I understood the formation of depletion region in a PN junction with no external bias applied.Immobile ions caused due to diffusion of holes and electrons causes electric field and hence the depletion region. Electric field pulls the majority carries back which is the drift current and the PN junction reaches equilibrium.
My question is when external bias is applied,PN junction is forward biased,why doesn't more immobile ions are formed as holes from P side will move towards the N side leaving an immobile negative ion and electron will move towards the P side leaving behind the immobile positive ion,which can cause the depletion width to increase until it balances the external electric field applied due to bias.More immobile ions will be created in forward bias PN junction and hence more the depletion region?
Best Answer
First, note that during reverse-bias, the depletion region becomes wider, while under forward bias the depletion region narrows down to nearly zero width.
Answer: immobile ions are permanent. They are the dopant atoms which were added during manufacture of the diode. In doped silicon, during electric currents, no immobile ions are formed. This is because no phosphorus or boron atoms are being injected into the diode!!!
In p-type silicon, the number of immobile negative ions is constant. Electric currents do not move the immobile ions, nor do they alter the dopant density. And in n-type silicon, the number of immobile positive ions is constant as well. "Immobile" means unmoving. Unmoving under bias, unmoving under high current, unmoving under zero current.
Perhaps you have a "wrong picture" of carrier-motion in doped semiconductor?
The silicon is full of dopant atoms having permanent charge: the immobile ions. The silicon also contains an equal number of movable charge-carriers, mobile silicon ions with charge polarity opposite to the dopant. So, in phosphorus-doped silicon, the material contains positive phosphorus atoms as well as a "gas" made up of movable electrons. The electrons wander around freely, but they can only move in closed loops (complete circuits.) So, whenever an electron drifts farther away from a positive phosphorus atom, another electron moves closer to take its place, and the material remains neutral.

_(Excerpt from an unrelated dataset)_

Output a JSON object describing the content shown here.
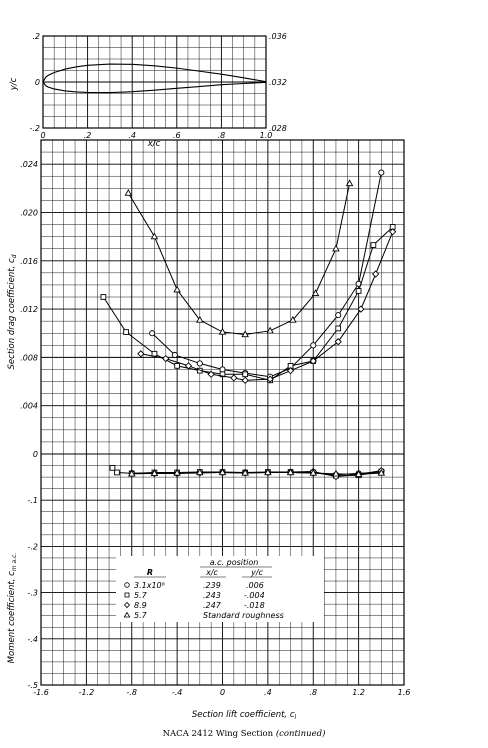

The mobile electrons don't leave any ions behind as they jump between lattice locations. The mobile electrons were always strongly negative, so when they occupy a lattice location, they act as a negative silicon ion. Then, when they move away from a lattice location, that location again becomes a neutral silicon atom: uncharged. (It does not become positive charged.)
Again, the material as a whole is only neutral because the number of positive phosphorus atoms is equal to the number of movable electrons. Also, the dopant density is usually very low, perhaps one mobile electron per 10^6 silicon atoms (plus also one immobile phosphorus atom per 10^6 silicon atoms, of course.) Doped semiconductor behaves like a sealed container with a very few charged particles wandering around inside. This is very different than metals, where every lattice location donates one or more movable charges.
To visualize n-type silicon, imagine a sparse, low-density gas made of electrons, mixed equally with a sparse, low-density "stain" made of positive phosphorus ions.
[edit] Note that all of the above applies to currents in conductive, carrier-filled silicon. Depletion-zones are different; they're insulating. Their population of mobile carries has been swept away, and only the immobile ions are left behind. Perhaps your question is about the boundary at the edge of the depletion region?
This boundary is not fixed, and the boundary location can move depending on applied e-fields (bias voltage.) But the motions of this boundary are a separate phenomenon from the usual electric currents occurring in conductive silicon. At the edge of the depletion zone, an e-field can sweep the "electron gas" out of the silicon, causing the depletion zone to expand. In that case there is no closed circuit, and when one electron moves away from a positive phosphorus atom, no other electron comes in to take its place. As an "electric current," this somewhat resembles the displacement current in capacitor dielectric. It's an increasing polarization, but rather than the dielectric atoms becoming more polarized (as with conventional capacitors,) the conductive region retreats and the insulating region expands, and the boundary between conductor and insulator is moving.